# My DIY LED lamp for an ADA 30C



## Mats A (24 Jan 2014)

I really love to build stuff, especially when it has something to do with wires and stuff. So when I got my first ADA tank, I decided to build myself a lamp.

Started with a heatsink:
 

Mounted and soldered the different LED’s:
 

Fitted the lamp to the cabinet:
 

How I attached lamp inside the cabinet:
 

The control box:
 

Finished with the shade on:
 

Daylight:
 

“Sunlight”:
 

Oh yeah, you can turn it for better access and more direct light:
 

Can't find a picture of the "Moonlight" with a empty tank, unfortunately, and I can't show pictures of the tank at the moment so it has to wait.

I was supposed to use a Typhon REEF Controller on this lamp but it was something wrong with it and the support from the seller does not exist apparently. :/


----------



## nduli (24 Jan 2014)

Like this. Looks great and welcome to ukaps


----------



## Mats A (24 Jan 2014)

Thanx mate


----------



## clone (24 Jan 2014)

Nice light dude. What LEDs are those. Some specs pls. I need sunrise/sunset controller. Any suggestions. Thanks.
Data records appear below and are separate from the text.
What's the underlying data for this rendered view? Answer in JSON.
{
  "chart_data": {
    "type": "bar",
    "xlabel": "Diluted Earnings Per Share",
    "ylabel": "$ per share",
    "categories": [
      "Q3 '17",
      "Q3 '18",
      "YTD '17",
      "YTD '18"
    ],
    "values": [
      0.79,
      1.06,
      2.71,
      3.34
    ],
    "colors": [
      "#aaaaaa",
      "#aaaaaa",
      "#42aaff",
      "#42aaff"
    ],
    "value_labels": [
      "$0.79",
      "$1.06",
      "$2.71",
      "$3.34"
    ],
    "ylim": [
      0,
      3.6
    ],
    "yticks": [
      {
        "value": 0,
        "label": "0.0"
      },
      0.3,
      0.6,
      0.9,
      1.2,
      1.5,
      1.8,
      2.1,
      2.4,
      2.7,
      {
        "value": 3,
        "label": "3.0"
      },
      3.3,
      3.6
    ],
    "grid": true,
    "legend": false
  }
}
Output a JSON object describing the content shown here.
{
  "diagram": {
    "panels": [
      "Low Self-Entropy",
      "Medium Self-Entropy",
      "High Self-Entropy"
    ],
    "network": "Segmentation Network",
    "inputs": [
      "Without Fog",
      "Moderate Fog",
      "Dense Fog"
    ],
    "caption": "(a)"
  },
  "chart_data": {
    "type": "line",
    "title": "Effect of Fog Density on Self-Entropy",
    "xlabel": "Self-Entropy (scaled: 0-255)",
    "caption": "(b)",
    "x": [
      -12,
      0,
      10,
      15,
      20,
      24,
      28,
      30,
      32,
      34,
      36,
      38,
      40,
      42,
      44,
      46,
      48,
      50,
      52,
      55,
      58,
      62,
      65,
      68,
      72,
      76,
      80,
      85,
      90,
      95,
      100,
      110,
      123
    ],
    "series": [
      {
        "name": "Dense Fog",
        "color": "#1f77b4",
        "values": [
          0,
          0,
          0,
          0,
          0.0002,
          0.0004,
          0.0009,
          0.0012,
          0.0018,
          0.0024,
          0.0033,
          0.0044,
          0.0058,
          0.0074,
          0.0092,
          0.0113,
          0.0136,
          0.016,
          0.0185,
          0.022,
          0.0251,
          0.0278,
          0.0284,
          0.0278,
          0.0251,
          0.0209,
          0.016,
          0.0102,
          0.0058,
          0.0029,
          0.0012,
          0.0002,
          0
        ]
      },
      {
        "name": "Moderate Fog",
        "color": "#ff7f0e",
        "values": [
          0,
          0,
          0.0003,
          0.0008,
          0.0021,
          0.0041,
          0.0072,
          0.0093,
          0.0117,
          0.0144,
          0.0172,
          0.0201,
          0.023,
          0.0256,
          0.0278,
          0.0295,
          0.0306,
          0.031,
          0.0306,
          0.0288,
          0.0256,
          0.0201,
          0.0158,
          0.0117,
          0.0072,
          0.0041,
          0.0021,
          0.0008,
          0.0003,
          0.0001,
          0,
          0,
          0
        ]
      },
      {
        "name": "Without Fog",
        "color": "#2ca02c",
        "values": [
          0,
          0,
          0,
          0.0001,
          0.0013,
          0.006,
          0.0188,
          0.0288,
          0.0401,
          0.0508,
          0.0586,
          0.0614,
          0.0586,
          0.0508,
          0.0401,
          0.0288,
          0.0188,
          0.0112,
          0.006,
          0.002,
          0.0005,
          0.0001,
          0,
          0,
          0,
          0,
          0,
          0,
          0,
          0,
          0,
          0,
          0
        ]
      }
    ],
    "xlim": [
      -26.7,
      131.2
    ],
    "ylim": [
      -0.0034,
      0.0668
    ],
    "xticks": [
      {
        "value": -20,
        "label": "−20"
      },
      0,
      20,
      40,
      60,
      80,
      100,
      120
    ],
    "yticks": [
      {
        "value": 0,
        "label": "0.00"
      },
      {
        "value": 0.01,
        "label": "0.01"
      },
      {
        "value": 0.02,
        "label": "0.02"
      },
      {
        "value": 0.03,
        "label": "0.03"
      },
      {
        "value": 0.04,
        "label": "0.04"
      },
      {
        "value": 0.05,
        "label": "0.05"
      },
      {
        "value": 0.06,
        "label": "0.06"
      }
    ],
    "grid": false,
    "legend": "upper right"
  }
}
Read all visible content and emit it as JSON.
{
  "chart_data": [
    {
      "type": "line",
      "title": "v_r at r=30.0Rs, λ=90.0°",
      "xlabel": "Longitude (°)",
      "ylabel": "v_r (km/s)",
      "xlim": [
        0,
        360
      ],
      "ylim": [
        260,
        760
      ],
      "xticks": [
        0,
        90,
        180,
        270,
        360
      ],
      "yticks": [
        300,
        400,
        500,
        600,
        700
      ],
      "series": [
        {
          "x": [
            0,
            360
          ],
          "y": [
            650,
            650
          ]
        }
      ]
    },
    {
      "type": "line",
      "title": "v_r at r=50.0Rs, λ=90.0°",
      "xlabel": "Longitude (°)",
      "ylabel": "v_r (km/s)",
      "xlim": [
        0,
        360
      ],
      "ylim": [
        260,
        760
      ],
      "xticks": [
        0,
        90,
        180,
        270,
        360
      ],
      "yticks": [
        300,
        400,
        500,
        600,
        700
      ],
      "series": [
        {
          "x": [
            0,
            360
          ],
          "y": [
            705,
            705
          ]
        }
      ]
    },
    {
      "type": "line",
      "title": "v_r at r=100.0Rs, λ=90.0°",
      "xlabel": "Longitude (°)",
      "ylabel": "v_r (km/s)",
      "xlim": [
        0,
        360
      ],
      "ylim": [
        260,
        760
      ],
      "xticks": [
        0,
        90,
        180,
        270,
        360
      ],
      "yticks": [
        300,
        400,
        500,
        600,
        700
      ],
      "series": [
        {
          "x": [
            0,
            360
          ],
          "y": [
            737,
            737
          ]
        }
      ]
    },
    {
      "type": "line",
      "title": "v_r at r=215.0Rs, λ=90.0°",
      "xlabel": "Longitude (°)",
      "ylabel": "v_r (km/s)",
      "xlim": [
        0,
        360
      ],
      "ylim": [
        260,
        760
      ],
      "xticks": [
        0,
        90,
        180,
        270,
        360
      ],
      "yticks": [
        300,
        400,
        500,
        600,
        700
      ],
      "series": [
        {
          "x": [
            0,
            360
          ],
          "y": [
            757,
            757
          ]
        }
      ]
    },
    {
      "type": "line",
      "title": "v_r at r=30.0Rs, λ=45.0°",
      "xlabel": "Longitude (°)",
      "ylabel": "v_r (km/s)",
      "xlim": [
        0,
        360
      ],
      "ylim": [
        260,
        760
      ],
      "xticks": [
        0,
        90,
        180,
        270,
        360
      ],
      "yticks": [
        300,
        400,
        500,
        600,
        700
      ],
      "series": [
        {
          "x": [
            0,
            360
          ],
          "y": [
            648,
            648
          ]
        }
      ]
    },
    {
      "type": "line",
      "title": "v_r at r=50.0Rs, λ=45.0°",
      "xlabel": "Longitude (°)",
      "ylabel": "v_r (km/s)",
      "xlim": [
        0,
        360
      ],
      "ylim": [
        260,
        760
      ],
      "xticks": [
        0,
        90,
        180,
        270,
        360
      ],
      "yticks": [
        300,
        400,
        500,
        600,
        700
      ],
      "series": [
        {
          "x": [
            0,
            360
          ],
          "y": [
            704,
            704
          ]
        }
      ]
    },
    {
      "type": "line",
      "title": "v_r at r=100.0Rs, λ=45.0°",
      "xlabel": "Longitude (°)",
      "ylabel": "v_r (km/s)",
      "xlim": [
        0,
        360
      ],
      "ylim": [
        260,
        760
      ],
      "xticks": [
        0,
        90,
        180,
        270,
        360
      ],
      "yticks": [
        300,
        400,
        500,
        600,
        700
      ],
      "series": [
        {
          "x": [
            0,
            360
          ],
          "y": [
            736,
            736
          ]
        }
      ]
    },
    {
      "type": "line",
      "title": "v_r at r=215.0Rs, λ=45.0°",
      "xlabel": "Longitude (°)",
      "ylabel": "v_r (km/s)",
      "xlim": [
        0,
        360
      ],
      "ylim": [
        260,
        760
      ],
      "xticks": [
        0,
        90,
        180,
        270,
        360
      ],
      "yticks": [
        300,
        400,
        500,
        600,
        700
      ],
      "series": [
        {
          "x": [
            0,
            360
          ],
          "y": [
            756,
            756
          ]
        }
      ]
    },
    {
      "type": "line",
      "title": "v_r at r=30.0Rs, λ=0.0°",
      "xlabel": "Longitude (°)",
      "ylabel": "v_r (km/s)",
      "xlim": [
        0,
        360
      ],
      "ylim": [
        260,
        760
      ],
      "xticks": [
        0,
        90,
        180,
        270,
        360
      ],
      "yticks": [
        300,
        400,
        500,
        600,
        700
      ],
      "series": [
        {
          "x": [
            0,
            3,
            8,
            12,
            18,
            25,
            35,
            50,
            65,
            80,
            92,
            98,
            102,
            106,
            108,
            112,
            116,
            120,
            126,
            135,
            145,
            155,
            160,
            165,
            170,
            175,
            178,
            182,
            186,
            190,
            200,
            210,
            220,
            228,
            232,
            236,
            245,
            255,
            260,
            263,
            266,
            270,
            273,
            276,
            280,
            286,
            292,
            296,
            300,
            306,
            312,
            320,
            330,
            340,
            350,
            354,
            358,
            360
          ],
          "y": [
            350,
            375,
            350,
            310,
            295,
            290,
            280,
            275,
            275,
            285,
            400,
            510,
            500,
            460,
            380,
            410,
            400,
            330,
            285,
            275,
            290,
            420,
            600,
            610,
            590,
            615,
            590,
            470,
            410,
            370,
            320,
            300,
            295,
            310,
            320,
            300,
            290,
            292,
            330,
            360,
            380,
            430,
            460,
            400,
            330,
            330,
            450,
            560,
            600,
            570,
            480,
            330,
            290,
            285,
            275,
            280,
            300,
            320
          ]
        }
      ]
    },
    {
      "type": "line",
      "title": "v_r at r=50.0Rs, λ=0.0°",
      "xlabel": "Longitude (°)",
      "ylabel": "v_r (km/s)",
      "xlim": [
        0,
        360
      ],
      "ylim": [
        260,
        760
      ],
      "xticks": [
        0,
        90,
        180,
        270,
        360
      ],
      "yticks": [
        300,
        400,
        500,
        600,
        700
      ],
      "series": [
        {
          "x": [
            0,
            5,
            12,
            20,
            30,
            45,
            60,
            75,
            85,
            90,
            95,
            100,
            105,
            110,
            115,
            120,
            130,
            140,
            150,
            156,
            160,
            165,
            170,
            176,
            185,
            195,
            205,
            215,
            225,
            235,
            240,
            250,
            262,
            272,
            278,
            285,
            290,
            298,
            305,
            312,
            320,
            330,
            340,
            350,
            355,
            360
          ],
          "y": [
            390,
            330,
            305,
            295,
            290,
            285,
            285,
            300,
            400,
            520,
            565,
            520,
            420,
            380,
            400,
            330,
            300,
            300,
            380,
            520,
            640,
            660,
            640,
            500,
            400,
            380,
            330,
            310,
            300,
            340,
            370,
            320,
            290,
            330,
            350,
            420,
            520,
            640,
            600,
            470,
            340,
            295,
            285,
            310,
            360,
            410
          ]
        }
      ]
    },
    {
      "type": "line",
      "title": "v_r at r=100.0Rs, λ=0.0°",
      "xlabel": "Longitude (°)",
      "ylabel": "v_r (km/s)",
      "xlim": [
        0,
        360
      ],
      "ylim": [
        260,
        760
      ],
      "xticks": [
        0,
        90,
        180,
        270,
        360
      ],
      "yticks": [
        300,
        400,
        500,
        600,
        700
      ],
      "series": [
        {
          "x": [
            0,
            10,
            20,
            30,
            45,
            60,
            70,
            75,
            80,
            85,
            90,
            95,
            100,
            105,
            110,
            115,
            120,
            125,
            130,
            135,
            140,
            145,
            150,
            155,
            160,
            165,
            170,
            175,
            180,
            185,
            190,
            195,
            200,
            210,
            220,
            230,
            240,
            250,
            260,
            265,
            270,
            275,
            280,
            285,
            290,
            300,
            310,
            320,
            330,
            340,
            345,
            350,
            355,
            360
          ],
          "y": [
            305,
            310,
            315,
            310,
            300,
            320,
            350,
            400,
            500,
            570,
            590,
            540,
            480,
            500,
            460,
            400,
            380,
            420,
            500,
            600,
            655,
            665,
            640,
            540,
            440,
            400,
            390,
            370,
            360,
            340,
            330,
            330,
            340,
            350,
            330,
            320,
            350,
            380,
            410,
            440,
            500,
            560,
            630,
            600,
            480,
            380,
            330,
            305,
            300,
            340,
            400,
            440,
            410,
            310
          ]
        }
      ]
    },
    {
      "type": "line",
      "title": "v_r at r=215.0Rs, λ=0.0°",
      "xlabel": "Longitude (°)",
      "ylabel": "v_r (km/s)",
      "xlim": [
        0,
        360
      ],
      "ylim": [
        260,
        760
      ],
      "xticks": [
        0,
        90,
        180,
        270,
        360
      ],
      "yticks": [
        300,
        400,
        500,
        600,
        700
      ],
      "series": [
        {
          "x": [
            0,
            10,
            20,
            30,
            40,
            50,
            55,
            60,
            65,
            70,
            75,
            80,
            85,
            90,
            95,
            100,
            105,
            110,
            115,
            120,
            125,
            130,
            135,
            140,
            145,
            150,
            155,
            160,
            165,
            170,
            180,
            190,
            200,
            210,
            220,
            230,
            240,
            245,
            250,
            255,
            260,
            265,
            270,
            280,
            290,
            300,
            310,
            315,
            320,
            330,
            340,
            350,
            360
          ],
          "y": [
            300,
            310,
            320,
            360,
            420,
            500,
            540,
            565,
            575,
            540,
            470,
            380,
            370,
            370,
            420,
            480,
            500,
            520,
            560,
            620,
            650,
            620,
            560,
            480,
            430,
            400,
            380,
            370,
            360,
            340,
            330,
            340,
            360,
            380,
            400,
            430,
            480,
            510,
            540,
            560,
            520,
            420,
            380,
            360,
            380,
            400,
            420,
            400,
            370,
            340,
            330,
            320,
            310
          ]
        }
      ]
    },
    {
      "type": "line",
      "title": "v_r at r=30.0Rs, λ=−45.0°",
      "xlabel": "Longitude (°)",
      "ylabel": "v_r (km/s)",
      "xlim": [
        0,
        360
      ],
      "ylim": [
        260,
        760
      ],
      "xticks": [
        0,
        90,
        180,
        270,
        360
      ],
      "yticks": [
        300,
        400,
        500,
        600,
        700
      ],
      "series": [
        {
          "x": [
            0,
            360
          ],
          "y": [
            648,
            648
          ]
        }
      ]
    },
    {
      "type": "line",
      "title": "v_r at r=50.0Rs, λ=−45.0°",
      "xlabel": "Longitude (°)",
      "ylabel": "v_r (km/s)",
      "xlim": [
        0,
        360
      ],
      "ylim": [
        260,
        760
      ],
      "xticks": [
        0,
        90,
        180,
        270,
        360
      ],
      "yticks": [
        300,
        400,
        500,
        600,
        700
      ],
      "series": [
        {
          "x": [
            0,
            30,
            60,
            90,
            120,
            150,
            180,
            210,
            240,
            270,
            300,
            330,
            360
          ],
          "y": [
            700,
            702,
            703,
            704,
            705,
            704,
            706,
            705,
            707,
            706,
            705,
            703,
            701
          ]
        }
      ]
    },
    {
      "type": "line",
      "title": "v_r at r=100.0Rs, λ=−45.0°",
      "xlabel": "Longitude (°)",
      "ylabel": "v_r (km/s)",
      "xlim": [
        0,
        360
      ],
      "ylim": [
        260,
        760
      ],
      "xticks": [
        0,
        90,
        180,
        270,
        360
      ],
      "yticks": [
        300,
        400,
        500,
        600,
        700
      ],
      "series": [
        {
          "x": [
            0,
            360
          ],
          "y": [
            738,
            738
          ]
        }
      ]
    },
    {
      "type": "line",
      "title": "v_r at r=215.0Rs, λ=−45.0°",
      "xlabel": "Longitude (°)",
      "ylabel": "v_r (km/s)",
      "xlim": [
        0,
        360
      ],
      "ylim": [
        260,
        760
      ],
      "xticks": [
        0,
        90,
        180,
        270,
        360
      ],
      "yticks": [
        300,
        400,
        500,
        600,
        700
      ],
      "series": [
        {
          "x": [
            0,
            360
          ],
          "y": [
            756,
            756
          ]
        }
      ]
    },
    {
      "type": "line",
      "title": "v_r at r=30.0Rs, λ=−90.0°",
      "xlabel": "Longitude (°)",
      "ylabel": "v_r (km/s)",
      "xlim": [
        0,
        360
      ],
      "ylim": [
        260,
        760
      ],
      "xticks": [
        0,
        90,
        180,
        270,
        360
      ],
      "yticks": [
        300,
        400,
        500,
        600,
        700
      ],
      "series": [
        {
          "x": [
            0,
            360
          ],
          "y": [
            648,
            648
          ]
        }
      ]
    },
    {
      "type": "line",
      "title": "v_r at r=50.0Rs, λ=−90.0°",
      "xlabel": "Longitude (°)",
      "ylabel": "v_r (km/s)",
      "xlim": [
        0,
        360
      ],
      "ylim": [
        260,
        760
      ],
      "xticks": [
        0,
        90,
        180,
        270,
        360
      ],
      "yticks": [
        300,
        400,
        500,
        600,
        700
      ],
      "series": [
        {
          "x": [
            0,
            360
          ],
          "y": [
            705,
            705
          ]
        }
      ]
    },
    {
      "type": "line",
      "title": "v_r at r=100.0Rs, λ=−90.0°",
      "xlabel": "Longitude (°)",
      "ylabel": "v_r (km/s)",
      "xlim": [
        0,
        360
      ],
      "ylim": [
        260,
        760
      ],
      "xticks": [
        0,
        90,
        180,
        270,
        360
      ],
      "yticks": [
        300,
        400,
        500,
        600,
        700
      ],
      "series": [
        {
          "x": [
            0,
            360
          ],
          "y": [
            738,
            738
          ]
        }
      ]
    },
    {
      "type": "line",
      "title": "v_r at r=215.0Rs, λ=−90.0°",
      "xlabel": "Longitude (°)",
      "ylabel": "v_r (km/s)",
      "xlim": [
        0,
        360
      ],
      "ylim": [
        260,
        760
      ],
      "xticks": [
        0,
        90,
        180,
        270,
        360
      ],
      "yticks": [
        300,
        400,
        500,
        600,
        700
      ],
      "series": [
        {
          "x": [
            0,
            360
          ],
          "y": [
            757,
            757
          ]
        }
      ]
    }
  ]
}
Sent from my ST18i using Tapatalk 2


----------



## Mats A (24 Jan 2014)

Shure. 

The daylight LEDs are 6 Cree xml 6500k running at 700mA at the moment, but I can up them to 3000mA if I like to. 

I'll probably upgrade to a 1000mA to get a bit more light out of them since it's a high tech tank. 

Regarding the controller, it's hard to find a good one for a decent price. The typhoon I was supposed to use had good potential, but when u don't get service when there's a product fault, I can't recommend the store. So basically I'm still on the lookout for a good one myself  

The time switches that I'm using works well at least


----------



## scrud (25 Jan 2014)

more inspiration for when I get round to doing a nano tank. I really want to build my own light. Did you buy the heat sink or recycle it from something else?


----------



## Mats A (25 Jan 2014)

Bought myself one on ebay


----------